Ketua BEM UNJ 2020 Remy Hastian menilai bahwa secara komposisi satgas Omnibus Law ini mayoritas di isi oleh para pengusaha, hal tersebut menjadi sebuah permasalahan ketika rancangan undang-undang ini hanya di dominasi oleh aspirasi pengusaha, maka sangat mungkin peraturan tersebut hanya untuk mengakomodir kepentingan pengusaha, padahal idealnya UU ia harus mengakomodasi semua pihak.
Meskipun secara tugas, lanjut Remy satgas ini dibentuk untuk melakukan konsultasi publik, inventarisi masalah, dan memberikan masukan dalam rangka penyusunan regulasi, namun realitanya pembahasan UU tersebut cenderung tergesah-gesah dan tertutup, Pemerintah seperti menutup akses partisipasi masyarakat dalam proses penyusunan.
“Bahkan UU Cipta Kerja yang mengatur terkait dengan ketenagakerjaan sama sekali tidak melibatkan serikat pekerja/buruh. Ruang demokrasi yang idealnya melibatkan partisipasi publik menjadi omong kosong,” ujar Remy yang juga Koordinator Pusat BEM SI, dalam Konferensi Pers di Tugu UNJ, Selasa (25/02/20).
Dalam negara demokrasi, tegas Remy masyarakat berhak tau mengenai apa yang dikerjakan lembaga-lembaga pemerintahan serta memiliki hak untuk turut berpartisipasi dalam jalannya roda pemerintahan. Seperti yang terjadi dalam penyusunan Omnibus Law, pemerintah justru menyampingkan aspirasi publik, yang seharusnya dalam kontruksi negara hokum keterbukaan menjadi hal penting.
“Pemerintah juga harus melihat UU No. 12 Tahun 2011 tentang pembentukan peraturan perundangan-undangan dalam membuat suatu kebjikan,” terangnya.
Atas dasar tersebut, Remy menyampaikan sikap BEM SI, yakni mendesak pemerintah membuka ruang partisipasi kepada rakyat dalam setiap penyusunan dan perubahan kebijakan.
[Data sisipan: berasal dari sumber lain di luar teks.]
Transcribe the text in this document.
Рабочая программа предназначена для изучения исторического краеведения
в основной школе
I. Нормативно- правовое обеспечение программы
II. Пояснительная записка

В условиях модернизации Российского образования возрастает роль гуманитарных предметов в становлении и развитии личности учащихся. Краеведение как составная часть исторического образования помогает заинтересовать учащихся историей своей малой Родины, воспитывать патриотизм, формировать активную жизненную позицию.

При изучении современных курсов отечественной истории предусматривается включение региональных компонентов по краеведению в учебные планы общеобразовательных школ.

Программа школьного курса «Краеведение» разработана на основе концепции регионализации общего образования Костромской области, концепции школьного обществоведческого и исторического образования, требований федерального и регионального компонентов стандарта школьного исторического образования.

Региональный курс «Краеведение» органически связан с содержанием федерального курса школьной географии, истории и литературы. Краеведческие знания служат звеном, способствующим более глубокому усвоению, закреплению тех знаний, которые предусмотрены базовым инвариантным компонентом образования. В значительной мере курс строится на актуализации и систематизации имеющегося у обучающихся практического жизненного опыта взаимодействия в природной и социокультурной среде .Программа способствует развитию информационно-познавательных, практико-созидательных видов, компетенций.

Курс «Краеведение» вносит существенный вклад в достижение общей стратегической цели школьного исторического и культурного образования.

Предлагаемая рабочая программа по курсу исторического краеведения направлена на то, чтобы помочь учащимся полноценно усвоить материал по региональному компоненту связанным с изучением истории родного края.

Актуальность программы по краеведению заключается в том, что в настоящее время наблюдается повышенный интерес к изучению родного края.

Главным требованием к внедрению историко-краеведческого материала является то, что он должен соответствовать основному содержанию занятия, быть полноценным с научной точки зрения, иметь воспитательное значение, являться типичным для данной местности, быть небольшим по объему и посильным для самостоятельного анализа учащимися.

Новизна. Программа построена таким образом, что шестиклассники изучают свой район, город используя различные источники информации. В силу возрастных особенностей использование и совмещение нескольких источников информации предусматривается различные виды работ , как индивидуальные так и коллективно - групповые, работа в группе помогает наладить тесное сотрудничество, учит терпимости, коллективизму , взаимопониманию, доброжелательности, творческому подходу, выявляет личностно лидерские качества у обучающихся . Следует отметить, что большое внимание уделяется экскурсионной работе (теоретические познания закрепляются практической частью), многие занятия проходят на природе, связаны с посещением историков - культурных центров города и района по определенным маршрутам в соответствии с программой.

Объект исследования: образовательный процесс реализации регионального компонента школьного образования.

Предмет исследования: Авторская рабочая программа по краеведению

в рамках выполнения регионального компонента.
Lalu dinyatakan bahwa BEM SI akan terus mengawal kecacatan formil pada Omnibus law RUU Cipta Kerja sesuai dengan UU No. 12 tahun 2011 BAB II pasal 5 & BAB XI pasal 96.
Selanjutnya, BEM SI siap menjadi mitra kritis pemerintah sampai kepentingan rakyat benar-benar ditegakan.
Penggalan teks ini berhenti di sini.